La province du Punjab du Pakistan battue par des inondations historiques, avec 2 millions de personnes à risque

La province du Punjab orientale du Pakistan fait face à la plus grande inondation de son histoire, a déclaré un haut fonctionnaire dimanche, alors que les niveaux d'eau des rivières atteignent des sommets de tous les temps.

Le réchauffement climatique a aggravé les pluies de mousson cette année au Pakistan, l'un des pays les plus vulnérables au changement climatique, selon une nouvelle étude. Les averses et les explosions de nuages ​​ont déclenché des crues soudaines et des glissements de terrain à travers le nord et le nord-ouest montagneux ces derniers mois.

Les résidents de l'est du Punjab ont également connu des quantités anormales de pluie, ainsi que des inondations transfrontalières après que l'Inde ait libéré l'eau des rivières enflées et ses barrages débordants dans les régions basses du Pakistan.
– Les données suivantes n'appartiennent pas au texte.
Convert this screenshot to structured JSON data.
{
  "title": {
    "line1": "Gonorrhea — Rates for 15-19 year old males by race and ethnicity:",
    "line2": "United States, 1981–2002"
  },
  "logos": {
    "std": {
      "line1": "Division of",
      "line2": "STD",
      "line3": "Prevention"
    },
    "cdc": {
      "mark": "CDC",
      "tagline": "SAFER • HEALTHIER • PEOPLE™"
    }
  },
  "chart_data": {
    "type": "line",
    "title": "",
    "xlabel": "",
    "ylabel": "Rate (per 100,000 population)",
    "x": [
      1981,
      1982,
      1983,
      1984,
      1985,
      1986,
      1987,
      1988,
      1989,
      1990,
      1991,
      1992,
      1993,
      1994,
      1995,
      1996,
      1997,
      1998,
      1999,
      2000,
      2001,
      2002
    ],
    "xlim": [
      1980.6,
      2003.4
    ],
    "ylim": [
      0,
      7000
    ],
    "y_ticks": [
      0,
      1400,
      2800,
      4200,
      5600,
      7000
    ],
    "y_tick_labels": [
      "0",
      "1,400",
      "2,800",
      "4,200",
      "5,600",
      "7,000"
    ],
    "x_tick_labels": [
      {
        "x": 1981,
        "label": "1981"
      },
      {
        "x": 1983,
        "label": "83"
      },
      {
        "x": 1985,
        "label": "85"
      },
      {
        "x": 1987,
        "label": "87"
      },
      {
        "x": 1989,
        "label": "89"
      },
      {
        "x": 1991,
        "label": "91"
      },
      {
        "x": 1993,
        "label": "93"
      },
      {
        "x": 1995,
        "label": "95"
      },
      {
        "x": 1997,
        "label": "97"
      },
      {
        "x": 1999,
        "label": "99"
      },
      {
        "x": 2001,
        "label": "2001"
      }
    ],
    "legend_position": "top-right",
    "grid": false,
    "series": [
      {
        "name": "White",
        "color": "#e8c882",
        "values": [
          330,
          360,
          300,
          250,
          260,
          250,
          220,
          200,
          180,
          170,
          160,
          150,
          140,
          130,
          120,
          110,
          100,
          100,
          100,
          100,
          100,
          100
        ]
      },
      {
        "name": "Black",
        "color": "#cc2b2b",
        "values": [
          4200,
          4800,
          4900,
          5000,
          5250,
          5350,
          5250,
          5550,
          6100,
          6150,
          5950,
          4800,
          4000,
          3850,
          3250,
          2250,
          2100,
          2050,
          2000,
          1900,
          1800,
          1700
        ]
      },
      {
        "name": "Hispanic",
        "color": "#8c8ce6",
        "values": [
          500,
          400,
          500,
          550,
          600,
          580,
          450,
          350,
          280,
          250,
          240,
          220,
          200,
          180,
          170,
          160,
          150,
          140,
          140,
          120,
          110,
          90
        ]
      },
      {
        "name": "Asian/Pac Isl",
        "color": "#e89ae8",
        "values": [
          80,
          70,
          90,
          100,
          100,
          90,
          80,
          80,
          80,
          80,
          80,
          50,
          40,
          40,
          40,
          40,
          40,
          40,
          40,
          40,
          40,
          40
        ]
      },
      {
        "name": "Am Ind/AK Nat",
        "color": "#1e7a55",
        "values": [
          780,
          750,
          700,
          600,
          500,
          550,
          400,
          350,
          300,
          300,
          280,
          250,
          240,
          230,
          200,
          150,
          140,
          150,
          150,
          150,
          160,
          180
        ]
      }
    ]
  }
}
« Il s'agit du plus gros déluge de l'histoire du Punjab. Le déluge a affecté 2 millions de personnes. C'est la première fois que les trois rivières – Sutlej, Chenab et Ravi – ont porté des niveaux d'eau aussi élevés », a déclaré dimanche le ministre supérieur de la province, Maryam Aurangzeb lors d'une conférence de presse.

Les autorités locales évacuaient les gens et utilisaient des établissements d'enseignement, des policiers et des installations de sécurité comme camps de sauvetage, a-t-elle déclaré. Les chaînes de télévision pakistanaises ont montré que les gens grimpaient dans des bateaux de sauvetage et naviguant sur des terres agricoles entièrement submergées en sécurité.
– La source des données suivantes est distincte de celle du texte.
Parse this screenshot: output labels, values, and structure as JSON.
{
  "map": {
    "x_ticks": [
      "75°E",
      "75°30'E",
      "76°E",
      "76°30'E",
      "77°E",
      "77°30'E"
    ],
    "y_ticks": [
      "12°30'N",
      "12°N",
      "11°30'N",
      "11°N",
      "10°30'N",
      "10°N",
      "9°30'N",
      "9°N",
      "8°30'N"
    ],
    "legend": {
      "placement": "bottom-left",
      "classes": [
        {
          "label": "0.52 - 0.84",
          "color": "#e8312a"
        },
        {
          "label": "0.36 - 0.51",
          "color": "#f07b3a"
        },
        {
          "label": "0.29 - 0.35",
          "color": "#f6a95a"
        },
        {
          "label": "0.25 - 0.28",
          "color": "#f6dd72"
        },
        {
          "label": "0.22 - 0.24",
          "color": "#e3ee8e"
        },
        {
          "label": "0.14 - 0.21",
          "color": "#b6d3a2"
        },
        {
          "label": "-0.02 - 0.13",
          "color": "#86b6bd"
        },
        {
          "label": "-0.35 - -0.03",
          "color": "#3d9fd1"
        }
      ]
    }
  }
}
« Le ministère des Affaires étrangères collecte des données concernant la libération délibérée de l'eau de l'Inde au Pakistan », a déclaré Aurangzeb. Il n'y a eu aucun commentaire immédiat de l'Inde.
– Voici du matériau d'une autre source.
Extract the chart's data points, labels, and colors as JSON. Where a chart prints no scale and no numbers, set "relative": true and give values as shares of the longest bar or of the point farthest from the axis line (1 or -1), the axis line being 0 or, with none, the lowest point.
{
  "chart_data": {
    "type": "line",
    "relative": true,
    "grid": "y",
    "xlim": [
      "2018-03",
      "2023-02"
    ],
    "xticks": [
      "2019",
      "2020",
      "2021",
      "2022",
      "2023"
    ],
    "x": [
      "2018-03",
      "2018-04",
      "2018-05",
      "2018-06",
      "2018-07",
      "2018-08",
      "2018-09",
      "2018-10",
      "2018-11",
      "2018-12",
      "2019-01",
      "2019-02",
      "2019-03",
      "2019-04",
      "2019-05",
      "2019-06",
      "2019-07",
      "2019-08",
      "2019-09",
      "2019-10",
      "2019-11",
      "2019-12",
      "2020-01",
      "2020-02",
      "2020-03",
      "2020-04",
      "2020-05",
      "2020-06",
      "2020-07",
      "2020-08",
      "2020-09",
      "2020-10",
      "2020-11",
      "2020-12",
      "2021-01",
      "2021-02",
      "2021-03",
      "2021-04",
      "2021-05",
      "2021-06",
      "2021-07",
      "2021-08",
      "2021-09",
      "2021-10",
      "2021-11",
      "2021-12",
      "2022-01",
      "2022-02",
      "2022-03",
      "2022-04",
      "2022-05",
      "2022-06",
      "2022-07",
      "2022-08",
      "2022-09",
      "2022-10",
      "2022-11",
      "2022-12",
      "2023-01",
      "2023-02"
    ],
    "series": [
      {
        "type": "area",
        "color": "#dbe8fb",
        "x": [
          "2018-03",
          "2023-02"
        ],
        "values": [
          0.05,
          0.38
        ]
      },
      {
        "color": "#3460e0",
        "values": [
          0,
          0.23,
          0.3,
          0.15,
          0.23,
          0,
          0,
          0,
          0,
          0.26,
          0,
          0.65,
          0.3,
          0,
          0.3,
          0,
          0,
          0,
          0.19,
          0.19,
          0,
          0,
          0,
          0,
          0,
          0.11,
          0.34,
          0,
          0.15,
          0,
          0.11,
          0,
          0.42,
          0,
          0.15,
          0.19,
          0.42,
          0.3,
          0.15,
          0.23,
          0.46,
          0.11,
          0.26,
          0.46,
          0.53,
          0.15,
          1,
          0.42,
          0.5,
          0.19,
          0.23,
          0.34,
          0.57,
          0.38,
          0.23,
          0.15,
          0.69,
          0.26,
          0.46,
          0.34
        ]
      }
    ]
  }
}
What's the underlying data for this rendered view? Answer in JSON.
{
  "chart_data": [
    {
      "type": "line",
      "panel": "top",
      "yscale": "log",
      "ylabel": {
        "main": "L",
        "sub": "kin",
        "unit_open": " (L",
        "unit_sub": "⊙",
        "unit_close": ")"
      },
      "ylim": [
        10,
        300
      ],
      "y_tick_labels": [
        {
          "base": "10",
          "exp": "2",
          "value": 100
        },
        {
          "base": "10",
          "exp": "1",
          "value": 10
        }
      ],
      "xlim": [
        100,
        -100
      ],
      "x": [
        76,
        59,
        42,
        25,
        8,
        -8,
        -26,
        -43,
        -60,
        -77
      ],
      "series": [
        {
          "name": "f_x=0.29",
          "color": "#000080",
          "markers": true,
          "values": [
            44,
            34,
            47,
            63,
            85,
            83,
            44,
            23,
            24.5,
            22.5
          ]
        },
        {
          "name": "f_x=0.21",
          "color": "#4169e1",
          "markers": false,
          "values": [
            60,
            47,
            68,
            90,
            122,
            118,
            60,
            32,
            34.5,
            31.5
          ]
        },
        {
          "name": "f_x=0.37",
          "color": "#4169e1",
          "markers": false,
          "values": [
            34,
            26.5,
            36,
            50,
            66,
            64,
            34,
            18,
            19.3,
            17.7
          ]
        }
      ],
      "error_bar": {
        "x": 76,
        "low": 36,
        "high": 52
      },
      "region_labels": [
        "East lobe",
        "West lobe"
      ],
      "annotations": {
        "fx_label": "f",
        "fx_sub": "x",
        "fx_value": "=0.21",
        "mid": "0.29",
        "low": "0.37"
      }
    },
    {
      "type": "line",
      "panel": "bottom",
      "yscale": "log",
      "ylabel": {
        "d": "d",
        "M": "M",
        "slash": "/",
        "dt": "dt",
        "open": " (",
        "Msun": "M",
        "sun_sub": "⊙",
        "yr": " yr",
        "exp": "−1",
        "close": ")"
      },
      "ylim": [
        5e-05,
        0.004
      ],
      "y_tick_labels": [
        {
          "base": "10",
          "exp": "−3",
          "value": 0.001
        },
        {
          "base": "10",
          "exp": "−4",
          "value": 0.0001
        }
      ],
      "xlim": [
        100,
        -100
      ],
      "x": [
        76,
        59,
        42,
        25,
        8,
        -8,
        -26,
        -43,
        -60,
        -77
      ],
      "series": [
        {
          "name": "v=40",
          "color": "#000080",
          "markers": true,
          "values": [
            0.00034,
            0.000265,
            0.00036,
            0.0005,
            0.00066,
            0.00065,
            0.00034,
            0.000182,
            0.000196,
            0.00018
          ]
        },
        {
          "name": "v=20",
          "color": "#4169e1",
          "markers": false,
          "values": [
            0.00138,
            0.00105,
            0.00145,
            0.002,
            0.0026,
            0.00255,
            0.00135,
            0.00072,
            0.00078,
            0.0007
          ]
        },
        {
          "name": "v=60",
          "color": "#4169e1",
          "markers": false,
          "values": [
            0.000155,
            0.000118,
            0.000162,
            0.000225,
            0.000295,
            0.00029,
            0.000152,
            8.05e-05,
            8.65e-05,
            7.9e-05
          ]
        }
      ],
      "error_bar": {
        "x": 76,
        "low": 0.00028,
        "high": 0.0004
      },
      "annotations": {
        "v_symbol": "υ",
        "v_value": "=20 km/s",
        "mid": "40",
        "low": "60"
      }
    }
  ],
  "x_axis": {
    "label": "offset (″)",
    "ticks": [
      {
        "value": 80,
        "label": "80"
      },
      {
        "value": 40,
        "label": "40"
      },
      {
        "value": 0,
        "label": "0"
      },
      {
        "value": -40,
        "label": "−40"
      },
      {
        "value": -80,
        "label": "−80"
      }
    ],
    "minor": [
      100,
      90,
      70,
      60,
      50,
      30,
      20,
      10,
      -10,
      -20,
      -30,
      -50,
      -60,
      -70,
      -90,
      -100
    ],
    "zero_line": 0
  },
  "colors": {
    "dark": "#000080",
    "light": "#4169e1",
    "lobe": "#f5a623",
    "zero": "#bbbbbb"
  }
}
L'Inde avait alerté le Pakistan sur la possibilité d'inondations transfrontalières la semaine dernière, le premier contact diplomatique public entre les rivaux, car une crise les a rapprochés de la guerre en mai.

Le Punjab, qui abrite quelque 150 millions de personnes, est un élément essentiel du secteur agricole du pays et du principal producteur de blé du Pakistan. Les inondations féroces en 2022 ont anéanti de énormes bandes de cultures à l'est et au sud du pays, ce qui a conduit le Premier ministre Shehbaz Sharif pour avertir que la nation faisait face à des pénuries alimentaires.

Les chiffres du Pakistan National Weather Center montrent que le Punjab a reçu 26,5% de pluie de mousson en plus entre le 1er juillet et le 27 août par rapport à la même période de l'année dernière.

À Multan, les autorités ont installé des explosifs à cinq remblais clés pour détourner l'eau de la ville, si nécessaire, avant une vague massive sur son chemin depuis la rivière Chenab.

Le commissaire de Multan, Amir Kareem Khan, a déclaré que des drones avaient été utilisés pour surveiller les zones basses tandis que les équipes ont tenté de persuader les résidents qui ne s'étaient pas encore évacués pour le faire.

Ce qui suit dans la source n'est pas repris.